Balko refers to the Mississippi Innocence Project’s revelations about Hayne’s incompetency, which includes: commenting about a dead man’s spleen, though the spleen had actually been removed four years before death; noting the weight of a deceased child’s two kidneys when one of them had previously been removed; and reporting on a decedent’s ovaries and uterus although the victim was male.
Hayne was unqualified (he lied in court about his credentials). He often worked at night because he had another job. He exceeded at least fivefold professional guidelines about the maximum number of autopsies to be performed per annum. Sometimes he used the basement of a funeral home instead of a medical lab for his critically important work.
Tucker Carrington, of the Mississippi Innocence Project, claims judges were complicit: “The state was actively hiding all of this. Trial judges were refusing to grant any discovery about it. All the while Hayne was lying, and getting away with it.”

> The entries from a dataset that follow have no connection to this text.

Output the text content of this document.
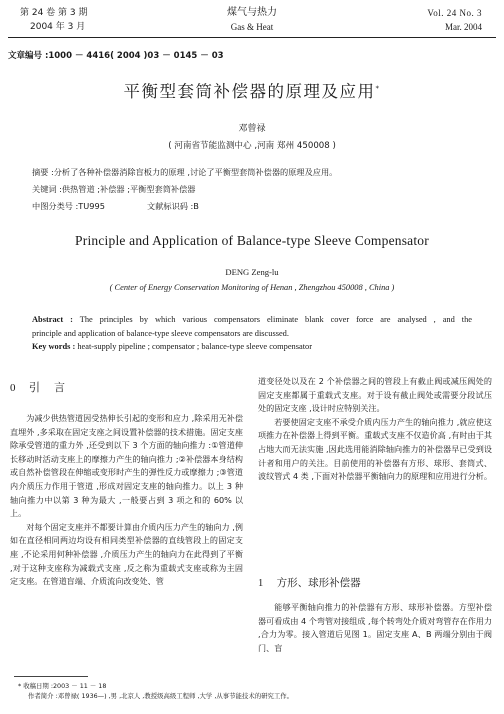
第 24 卷 第 3 期
2004 年 3 月
煤气与热力
Gas & Heat
Vol. 24 No. 3
Mar. 2004
文章编号 :1000 － 4416( 2004 )03 － 0145 － 03
平衡型套筒补偿器的原理及应用*
邓曾禄
( 河南省节能监测中心 ,河南 郑州 450008 )
摘要 :分析了各种补偿器消除盲板力的原理 ,讨论了平衡型套筒补偿器的原理及应用。
关键词 :供热管道 ;补偿器 ;平衡型套筒补偿器
中图分类号 :TU995	文献标识码 :B
Principle and Application of Balance-type Sleeve Compensator
DENG Zeng-lu
( Center of Energy Conservation Monitoring of Henan , Zhengzhou 450008 , China )
Abstract : The principles by which various compensators eliminate blank cover force are analysed , and the
principle and application of balance-type sleeve compensators are discussed.
Key words : heat-supply pipeline ; compensator ; balance-type sleeve compensator
0 引    言

为减少供热管道因受热伸长引起的变形和应力 ,除采用无补偿直埋外 ,多采取在固定支座之间设置补偿器的技术措施。固定支座除承受管道的重力外 ,还受到以下 3 个方面的轴向推力 :①管道伸长移动时活动支座上的摩擦力产生的轴向推力 ;②补偿器本身结构或自然补偿管段在伸缩或变形时产生的弹性反力或摩擦力 ;③管道内介质压力作用于管道 ,形成对固定支座的轴向推力。以上 3 种轴向推力中以第 3 种为最大 ,一般要占到 3 项之和的 60% 以上。

对每个固定支座并不都要计算由介质内压力产生的轴向力 ,例如在直径相同两边均设有相同类型补偿器的直线管段上的固定支座 ,不论采用何种补偿器 ,介质压力产生的轴向力在此得到了平衡 ,对于这种支座称为减载式支座 ,反之称为重载式支座或称为主固定支座。在管道盲端、介质流向改变处、管

道变径处以及在 2 个补偿器之间的管段上有截止阀或减压阀处的固定支座都属于重载式支座。对于设有截止阀处或需要分段试压处的固定支座 ,设计时应特别关注。

若要使固定支座不承受介质内压力产生的轴向推力 ,就应使这项推力在补偿器上得到平衡。重载式支座不仅造价高 ,有时由于其占地大而无法实施 ,因此选用能消除轴向推力的补偿器早已受到设计者和用户的关注。目前使用的补偿器有方形、球形、套筒式、波纹管式 4 类 ,下面对补偿器平衡轴向力的原理和应用进行分析。

1 方形、球形补偿器

能够平衡轴向推力的补偿器有方形、球形补偿器。方型补偿器可看成由 4 个弯管对接组成 ,每个转弯处介质对弯管存在作用力 ,合力为零。接入管道后见图 1。固定支座 A、B 两端分别由于阀门、盲

* 收稿日期 :2003 － 11 － 18
作者简介 :邓曾禄( 1936—) ,男 ,北京人 ,教授级高级工程师 ,大学 ,从事节能技术的研究工作。
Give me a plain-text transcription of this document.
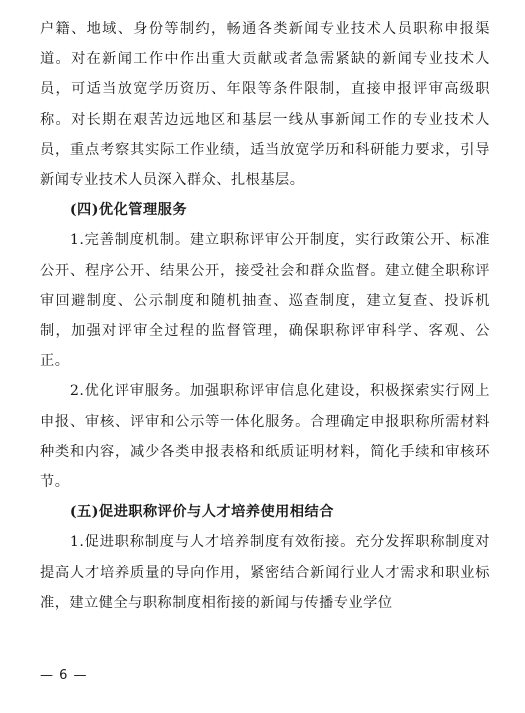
户籍、地域、身份等制约，畅通各类新闻专业技术人员职称申报渠道。对在新闻工作中作出重大贡献或者急需紧缺的新闻专业技术人员，可适当放宽学历资历、年限等条件限制，直接申报评审高级职称。对长期在艰苦边远地区和基层一线从事新闻工作的专业技术人员，重点考察其实际工作业绩，适当放宽学历和科研能力要求，引导新闻专业技术人员深入群众、扎根基层。

(四)优化管理服务

1.完善制度机制。建立职称评审公开制度，实行政策公开、标准公开、程序公开、结果公开，接受社会和群众监督。建立健全职称评审回避制度、公示制度和随机抽查、巡查制度，建立复查、投诉机制，加强对评审全过程的监督管理，确保职称评审科学、客观、公正。

2.优化评审服务。加强职称评审信息化建设，积极探索实行网上申报、审核、评审和公示等一体化服务。合理确定申报职称所需材料种类和内容，减少各类申报表格和纸质证明材料，简化手续和审核环节。

(五)促进职称评价与人才培养使用相结合

1.促进职称制度与人才培养制度有效衔接。充分发挥职称制度对提高人才培养质量的导向作用，紧密结合新闻行业人才需求和职业标准，建立健全与职称制度相衔接的新闻与传播专业学位

— 6 —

Hayne was eventually ousted, but not without a fight – the Attorney General, Jim Hood, along with several state prosecutors and coroners, tried to reinstate him (they failed, but Hood later won an election contest based on the issue of Hayne). Prosecutors and coroners said Hayne was a good witness; critics interpret this quality as a willingness to say what prosecutors needed him to say in order to win convictions.
There has been no review of the testimony that Hayne provided in thousands of cases. Even now he is allowed to testify in some situations, for instance, at retrials.
Balko highlights the reluctance of federal courts even to address issues raised by the defense or the Innocence Project in this case and others. This connivance, Balko asserts, neatly avoids the opening of a ‘potentially messy can of worms’.
It is no wonder that in a letter Willie referred to a newspaper cutting about Hayne and asked, “Am I supposed to put my trust in people like these?” The answer should certainly be, “No”.